An Interesting Bug (Dates Are Weird)

Warning: I wrote this blog in 2014. That is a long time ago, especially on the internet. My opinions may have changed since then. Technological progress may have made this information completely obsolete. Proceed with caution.

Not too long ago I was tasked with coding and designing a fairly simple calendar control. After I got it up and running and did some additional testing, I ran into an interesting problem: anytime I viewed a date in November, the calendar would look like this:

It only took me a minute to realize what I was doing wrong. Here is the jist of the algorithm (written in plain English so that hopefully non-geeks can understand it):

  1. Determine the first date that will be displayed on the calendar.
  2. Determine the last date that will be displayed on the calendar.
  3. Set DrawDate to FirstDate
  4. Do a loop while DrawDate <= LastDate
    1. If the current day of the week is the first day of the week, start a new row
    2. Draw DrawDate on the calendar
    3. Set DrawDate to DrawDate + 24 hours

Now when you look at the calendar, the most obvious thing is that there is a week with only one day. But the real problem is that November 2 is on the calendar twice.
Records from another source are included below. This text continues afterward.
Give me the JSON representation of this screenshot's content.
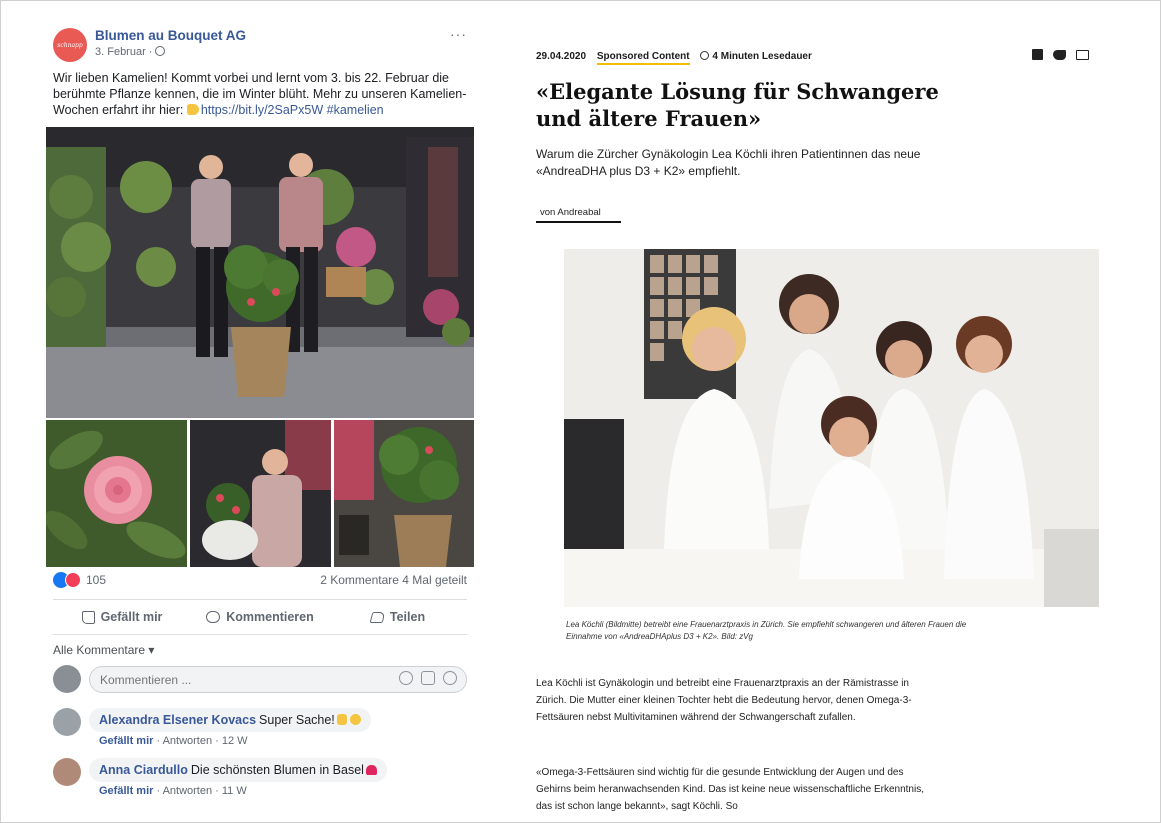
{
  "facebook_post": {
    "page_name": "Blumen au Bouquet AG",
    "avatar_text": "schnapp",
    "date": "3. Februar ·",
    "more_label": "···",
    "text": "Wir lieben Kamelien! Kommt vorbei und lernt vom 3. bis 22. Februar die berühmte Pflanze kennen, die im Winter blüht. Mehr zu unseren Kamelien-Wochen erfahrt ihr hier: ",
    "link": "https://bit.ly/2SaPx5W",
    "hashtag": "#kamelien",
    "reactions_count": "105",
    "comments_shares": "2 Kommentare  4 Mal geteilt",
    "actions": {
      "like": "Gefällt mir",
      "comment": "Kommentieren",
      "share": "Teilen"
    },
    "all_comments_label": "Alle Kommentare ▾",
    "comment_placeholder": "Kommentieren ...",
    "comments": [
      {
        "name": "Alexandra Elsener Kovacs",
        "text": "Super Sache!",
        "meta_like": "Gefällt mir",
        "meta_rest": " · Antworten · 12 W"
      },
      {
        "name": "Anna Ciardullo",
        "text": "Die schönsten Blumen in Basel",
        "meta_like": "Gefällt mir",
        "meta_rest": " · Antworten · 11 W"
      }
    ]
  },
  "article": {
    "date": "29.04.2020",
    "sponsored": "Sponsored Content",
    "reading_time": "4 Minuten Lesedauer",
    "title": "«Elegante Lösung für Schwangere und ältere Frauen»",
    "lead": "Warum die Zürcher Gynäkologin Lea Köchli ihren Patientinnen das neue «AndreaDHA plus D3 + K2» empfiehlt.",
    "author": "von Andreabal",
    "caption": "Lea Köchli (Bildmitte) betreibt eine Frauenarztpraxis in Zürich. Sie empfiehlt schwangeren und älteren Frauen die Einnahme von «AndreaDHAplus D3 + K2». Bild: zVg",
    "paragraph_1": "Lea Köchli ist Gynäkologin und betreibt eine Frauenarztpraxis an der Rämistrasse in Zürich. Die Mutter einer kleinen Tochter hebt die Bedeutung hervor, denen Omega-3-Fettsäuren nebst Multivitaminen während der Schwangerschaft zufallen.",
    "paragraph_2": "«Omega-3-Fettsäuren sind wichtig für die gesunde Entwicklung der Augen und des Gehirns beim heranwachsenden Kind. Das ist keine neue wissenschaftliche Erkenntnis, das ist schon lange bekannt», sagt Köchli. So"
  },
  "icons": {
    "share": [
      "facebook-icon",
      "twitter-icon",
      "mail-icon"
    ],
    "reactions": [
      "like-reaction-icon",
      "love-reaction-icon"
    ]
  },
  "colors": {
    "fb_link": "#385898",
    "fb_blue": "#1877f2",
    "fb_love": "#f33e58",
    "sponsored_underline": "#f0c000"
  }
}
What I forgot when initially coding this is that a day is not always twenty-four hours! If you observe daylight saving time, there is one day a year that is only 23 hours long (the day you “spring forward”), and one day that is 25 hours long (the day you “fall back”).

When I create a date, but don’t include time, it gets created with a time of 00:00:00 (midnight). So when I add 24 hours to November 2, 2014, I get 11pm on November 2, 2014, not midnight on November 3, 2014.

The fix is pretty simple: instead of adding 24 hours, add one day. The language already is smart enough to account for daylight saving time when you do this.